Las cocinas dejaron de ser lugares llenos de humo donde los
sirvientes molían maíz. Ahora tenían planchas de hierro fundido, y las familias
se reunían alrededor como si fuera un televisor.
Los baños pasaron de ser un cuartito oscuro a "templos
de higiene" (aunque el bidet, ese misterioso artefacto, tardó años en ser
aceptado: "¿Para qué quiero eso si yo me lavo con balde?").
Las bañeras con patas de león escandalizaron a medio pueblo. "¡Pero si parece un mueble de pecado!", decían las viejas.
Los albañiles que
jugaban a ser arquitectos
Cuando el "estilo santiagueño" era un poco de todo
En los primeros años del siglo, no había arquitectos en
Santiago. Los edificios los diseñaban inmigrantes italianos y españoles que
mezclaban estilos como quien revuelve un locro. El resultado fue un
eclecticismo gloriosamente caótico:
El Banco de la Nación (1905): columnas griegas, balcones
renacentistas y algún que otro detalle que solo Dios sabe de dónde salió.
El Teatro 25 de Mayo (1910): art nouveau en la fachada, pero
con un alma bien criolla adentro.
Las casas de la avenida Belgrano: donde los primeros placards
embutidos hicieron gritar a más de una abuela: "¡Eso es para esconder
cosas!".
El ingeniero Carlos Colombo, en 1927, se cansó de tanta
improvisación y denunció: "Estos tipos son albañiles, no arquitectos".

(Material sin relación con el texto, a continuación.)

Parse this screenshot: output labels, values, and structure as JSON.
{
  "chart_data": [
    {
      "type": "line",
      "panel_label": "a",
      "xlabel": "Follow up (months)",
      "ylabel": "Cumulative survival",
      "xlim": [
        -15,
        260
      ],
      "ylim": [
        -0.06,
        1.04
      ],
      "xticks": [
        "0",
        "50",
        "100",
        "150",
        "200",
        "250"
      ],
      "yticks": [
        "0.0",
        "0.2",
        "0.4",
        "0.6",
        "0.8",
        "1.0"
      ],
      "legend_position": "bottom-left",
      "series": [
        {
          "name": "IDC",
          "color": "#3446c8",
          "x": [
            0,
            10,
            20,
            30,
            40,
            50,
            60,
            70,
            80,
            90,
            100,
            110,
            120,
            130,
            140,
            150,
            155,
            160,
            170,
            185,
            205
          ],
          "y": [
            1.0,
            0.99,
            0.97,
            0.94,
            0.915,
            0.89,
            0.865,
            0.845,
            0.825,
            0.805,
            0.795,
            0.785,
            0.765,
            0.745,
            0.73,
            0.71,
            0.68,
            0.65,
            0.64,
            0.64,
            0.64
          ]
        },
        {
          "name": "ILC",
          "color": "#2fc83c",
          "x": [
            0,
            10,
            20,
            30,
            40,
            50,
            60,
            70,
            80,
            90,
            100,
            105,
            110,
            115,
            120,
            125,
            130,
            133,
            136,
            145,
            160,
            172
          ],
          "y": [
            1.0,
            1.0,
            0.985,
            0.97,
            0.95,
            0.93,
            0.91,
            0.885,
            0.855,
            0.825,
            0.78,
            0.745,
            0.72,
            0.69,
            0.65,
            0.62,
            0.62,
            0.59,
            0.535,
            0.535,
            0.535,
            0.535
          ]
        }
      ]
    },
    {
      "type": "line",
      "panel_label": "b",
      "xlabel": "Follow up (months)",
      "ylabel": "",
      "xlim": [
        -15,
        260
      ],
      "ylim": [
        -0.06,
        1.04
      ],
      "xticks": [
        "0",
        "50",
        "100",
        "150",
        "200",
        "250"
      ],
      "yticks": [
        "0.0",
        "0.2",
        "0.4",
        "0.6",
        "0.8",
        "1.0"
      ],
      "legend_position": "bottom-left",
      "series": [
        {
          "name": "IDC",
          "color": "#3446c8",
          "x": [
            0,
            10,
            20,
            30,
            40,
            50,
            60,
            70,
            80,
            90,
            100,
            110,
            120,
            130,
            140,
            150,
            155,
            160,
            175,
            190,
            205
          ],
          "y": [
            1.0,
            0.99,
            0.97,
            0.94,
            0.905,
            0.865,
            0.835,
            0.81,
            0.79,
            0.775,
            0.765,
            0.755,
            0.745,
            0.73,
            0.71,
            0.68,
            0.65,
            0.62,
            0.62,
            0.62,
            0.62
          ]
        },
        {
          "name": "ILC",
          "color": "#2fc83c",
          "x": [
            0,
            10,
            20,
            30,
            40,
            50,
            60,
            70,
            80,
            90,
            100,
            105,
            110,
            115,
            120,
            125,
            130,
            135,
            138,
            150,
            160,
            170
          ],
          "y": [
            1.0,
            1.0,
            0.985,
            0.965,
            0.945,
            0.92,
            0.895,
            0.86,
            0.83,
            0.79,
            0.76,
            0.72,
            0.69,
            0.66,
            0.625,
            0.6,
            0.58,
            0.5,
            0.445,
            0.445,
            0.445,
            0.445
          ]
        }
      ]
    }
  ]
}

Pero los "maestros de obra" tenían una excusa lista: "Perdimos
los títulos en el barco". La ciudad se rió, pero los edificios quedaron
ahí, testigos de una época donde todo se hacía a puro pulso.
Los funerales: el
espectáculo social del año
En los años 20, morirse era un asunto de prestigio. Las
familias competían por quién tenía el panteón más grande, mientras los pobres
se conformaban con cruces de madera. Los funerales eran el evento del año:
"¿Viste cómo lloró la viuda? Parecía de verdad."
"El doctor dio propinas hasta al que barría la
calle."
"Qué discurso, che... casi me hizo llorar."

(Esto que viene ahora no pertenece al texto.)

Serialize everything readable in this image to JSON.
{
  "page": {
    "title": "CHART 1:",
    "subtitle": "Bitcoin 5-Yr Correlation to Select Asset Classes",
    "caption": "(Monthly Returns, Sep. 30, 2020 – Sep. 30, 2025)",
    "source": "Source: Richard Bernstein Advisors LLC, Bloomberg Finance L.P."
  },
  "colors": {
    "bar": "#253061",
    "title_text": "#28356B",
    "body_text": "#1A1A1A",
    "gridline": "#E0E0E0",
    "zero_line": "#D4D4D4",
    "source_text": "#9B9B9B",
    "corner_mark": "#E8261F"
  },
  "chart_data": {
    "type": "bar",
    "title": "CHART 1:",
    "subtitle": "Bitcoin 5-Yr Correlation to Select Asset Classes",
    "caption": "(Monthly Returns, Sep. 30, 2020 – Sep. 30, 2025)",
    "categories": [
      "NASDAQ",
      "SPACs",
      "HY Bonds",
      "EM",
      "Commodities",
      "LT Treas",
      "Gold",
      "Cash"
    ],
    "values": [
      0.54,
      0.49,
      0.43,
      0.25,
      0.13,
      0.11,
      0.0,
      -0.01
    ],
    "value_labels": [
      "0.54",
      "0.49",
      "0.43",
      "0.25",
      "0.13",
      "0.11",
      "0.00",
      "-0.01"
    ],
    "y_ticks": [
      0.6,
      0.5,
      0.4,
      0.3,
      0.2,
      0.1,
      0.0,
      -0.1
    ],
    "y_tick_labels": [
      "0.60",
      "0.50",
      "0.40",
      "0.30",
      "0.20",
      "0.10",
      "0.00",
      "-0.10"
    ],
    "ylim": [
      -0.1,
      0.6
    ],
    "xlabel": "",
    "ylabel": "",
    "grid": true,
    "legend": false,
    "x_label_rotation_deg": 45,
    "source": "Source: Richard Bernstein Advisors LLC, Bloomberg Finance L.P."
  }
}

Era la mezcla perfecta entre el drama italiano y el culto
criollo a los muertos.
El progreso que iluminó
(solo) a algunos
La electricidad que no llegaba a todos
Santiago fue la segunda ciudad argentina con luz eléctrica
(1889), gracias a Otto Semmelak y sus 10 focos. Pero la modernidad tenía sus
límites:
La usina de Belisario García (1906) iluminaba el Parque
Aguirre... mientras el oeste seguía en penumbras.
Las calles adoquinadas (1916) empezaron por la plaza Libertad, donde las señoras paseaban sus vestidos traídos de Europa.

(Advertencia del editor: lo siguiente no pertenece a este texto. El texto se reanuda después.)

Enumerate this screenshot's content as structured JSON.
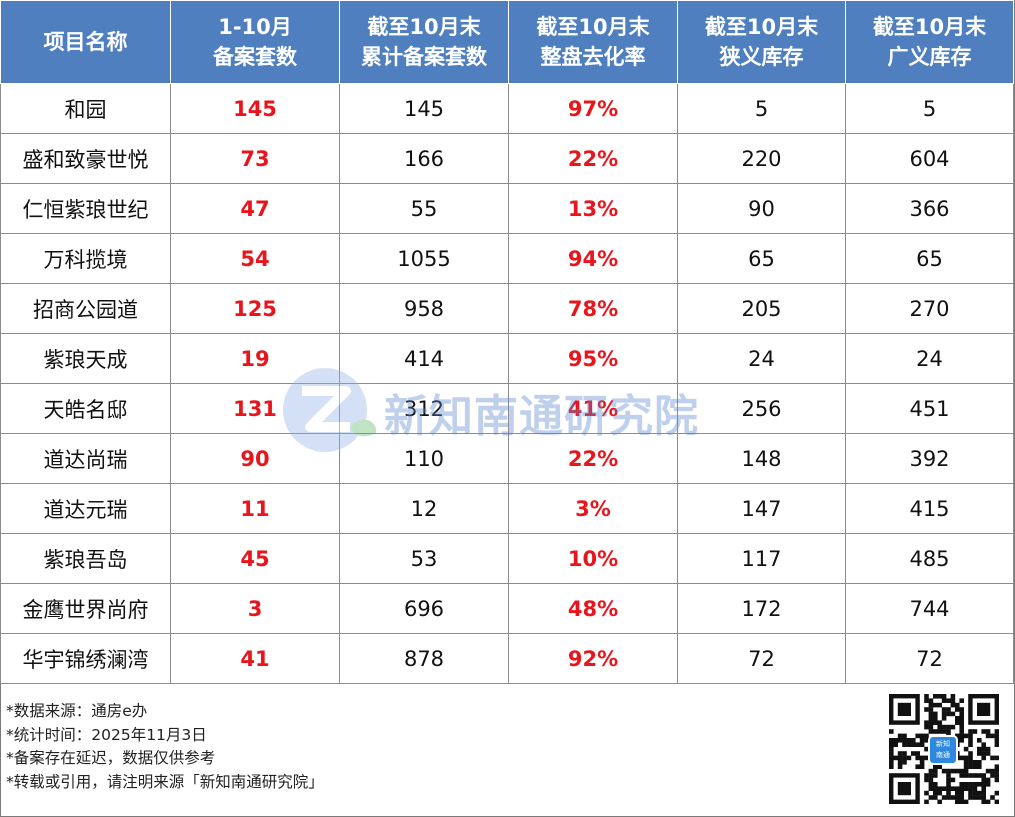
{
  "headers": [
    [
      "项目名称"
    ],
    [
      "1-10月",
      "备案套数"
    ],
    [
      "截至10月末",
      "累计备案套数"
    ],
    [
      "截至10月末",
      "整盘去化率"
    ],
    [
      "截至10月末",
      "狭义库存"
    ],
    [
      "截至10月末",
      "广义库存"
    ]
  ],
  "rows": [
    [
      "和园",
      "145",
      "145",
      "97%",
      "5",
      "5"
    ],
    [
      "盛和致豪世悦",
      "73",
      "166",
      "22%",
      "220",
      "604"
    ],
    [
      "仁恒紫琅世纪",
      "47",
      "55",
      "13%",
      "90",
      "366"
    ],
    [
      "万科揽境",
      "54",
      "1055",
      "94%",
      "65",
      "65"
    ],
    [
      "招商公园道",
      "125",
      "958",
      "78%",
      "205",
      "270"
    ],
    [
      "紫琅天成",
      "19",
      "414",
      "95%",
      "24",
      "24"
    ],
    [
      "天皓名邸",
      "131",
      "312",
      "41%",
      "256",
      "451"
    ],
    [
      "道达尚瑞",
      "90",
      "110",
      "22%",
      "148",
      "392"
    ],
    [
      "道达元瑞",
      "11",
      "12",
      "3%",
      "147",
      "415"
    ],
    [
      "紫琅吾岛",
      "45",
      "53",
      "10%",
      "117",
      "485"
    ],
    [
      "金鹰世界尚府",
      "3",
      "696",
      "48%",
      "172",
      "744"
    ],
    [
      "华宇锦绣澜湾",
      "41",
      "878",
      "92%",
      "72",
      "72"
    ]
  ],
  "notes": [
    "*数据来源：通房e办",
    "*统计时间：2025年11月3日",
    "*备案存在延迟，数据仅供参考",
    "*转载或引用，请注明来源「新知南通研究院」"
  ],
  "watermark": {
    "text": "新知南通研究院"
  },
  "qr_badge": [
    "新知",
    "南通"
  ],
  "colors": {
    "header_bg": "#4f7fbf",
    "highlight": "#e8161c"
  }
}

El ferrocarril que se llevó más de lo que trajo
El tren prometía progreso, pero dejó cicatrices:
Pueblos enteros desaparecieron porque quedaron fuera de las
rutas.
Los obrajes forestales arrasaron con los bosques, y los
criollos, sin tierra, se convirtieron en peones o se fueron para siempre.
La ciudad que nunca
terminó de cambiar
Hoy, si caminás por Santiago, las huellas de esa época siguen
ahí:
En el Parque Aguirre, donde los eucaliptos crecieron sobre el
dolor del paludismo.
En las fachadas de la calle Salta, con sus molduras
imposibles, como si los albañiles hubieran dicho: "Qué sé yo, pongámosle
un poco de esto y un poco de aquello".
En el Mercado de Abasto, que antes fue matadero y ahora vibra
con los gritos de los vendedores.
El siglo XX le dio a Santiago baños con azulejos, pero
también le arrancó pedazos de su alma criolla. Como escribió Delgado: "Fue
el siglo donde unos construyeron palacetes... y otros siguieron peleando por lo
poco que quedaba".
Fuente: Santiago del Estero. Recorrido por una ciudad
histórica (Arq. Roberto R. Delgado).
¿Sabías qué? La primera casa con ropero embutido fue el
chalet de los Cáceres en 1914. "¡Mirá vos, ahora la ropa se
esconde!", decían las vecinas. El escándalo duró meses.